Kael trat näher, seine Bewegungen geschmeidig wie die eines Raubtieres. „Ich musste dich sehen."

Ich wich unwillkürlich einen Schritt zurück, überrascht von der Intensität in seiner Stimme. „Es ist mitten in der Nacht, Kael. Ihr solltet nicht hier sein."

Er lächelte leicht, doch es war kein Lächeln der Freundlichkeit. Es war das Lächeln eines Mannes, der mit sich selbst kämpfte, als wäre er nur einen Atemzug davon entfernt, sich zu verlieren. „Manche Dinge können nicht bis zum Morgen warten."

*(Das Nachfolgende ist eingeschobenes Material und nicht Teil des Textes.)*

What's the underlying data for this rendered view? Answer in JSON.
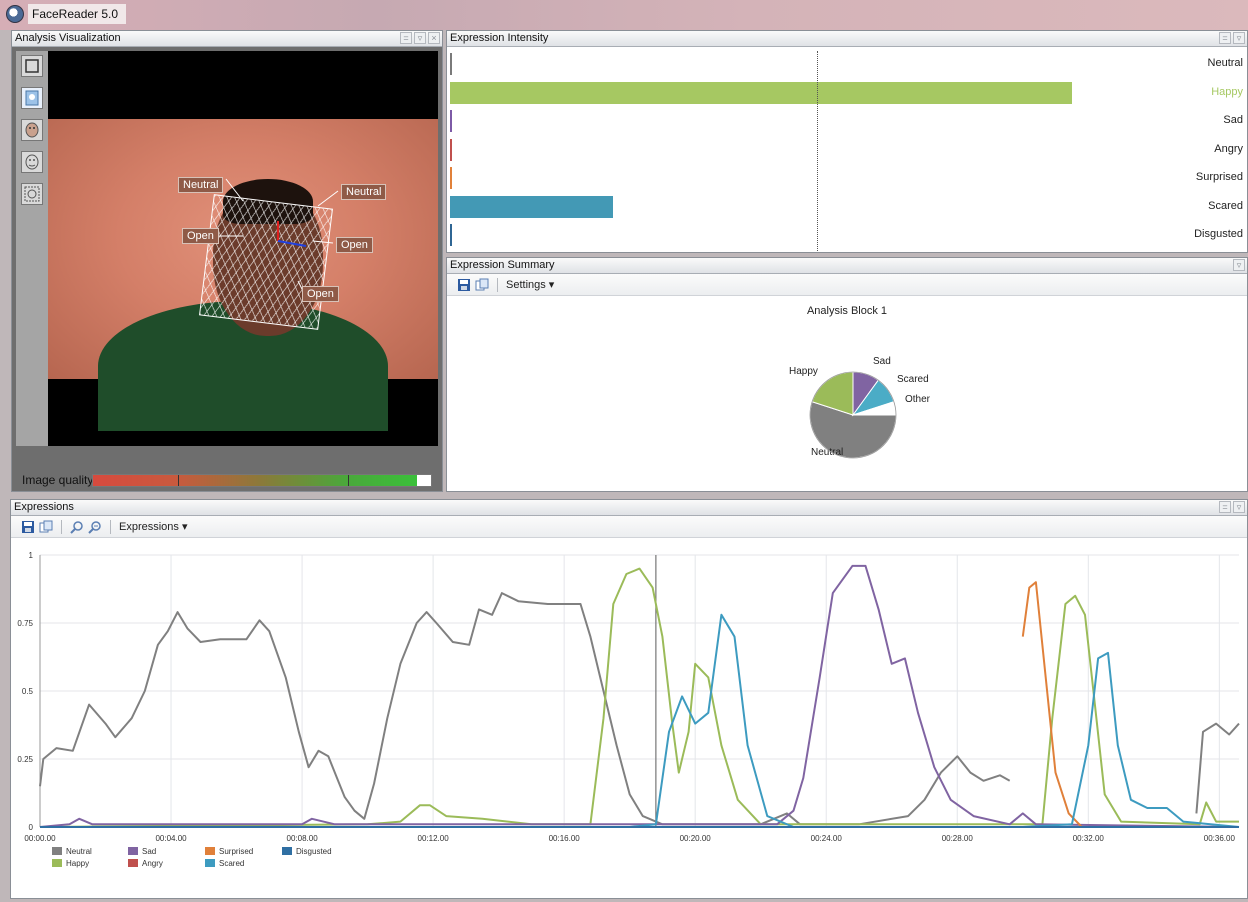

Seine Worte schienen in der Luft zu hängen, schwer und voller unausgesprochener Bedeutung. Ich konnte nicht anders, als ihm in die Augen zu sehen, und was ich dort sah, verwirrte mich nur noch mehr. In ihnen lag eine Sehnsucht, eine Rastlosigkeit, die mich auf eine Art berührte, die ich nicht verstand.

„Kael...", begann ich, doch bevor ich weitersprechen konnte, trat er noch näher und hob eine Hand, als wolle er mich berühren. Doch er hielt inne, als hätte er im letzten Moment seine Kontrolle wiedergefunden.

„Es ist etwas an dir, Aylin", sagte er leise, und seine Stimme war kaum mehr als ein raues Flüstern. „Etwas, das mich in den Wahnsinn treibt."

Mein Herz raste nun so schnell, dass ich dachte, es würde jeden Moment zerspringen. Ich wusste nicht, was ich sagen sollte. Alles an ihm zog mich in seinen Bann, doch gleichzeitig fühlte ich eine unüberwindbare Mauer zwischen uns.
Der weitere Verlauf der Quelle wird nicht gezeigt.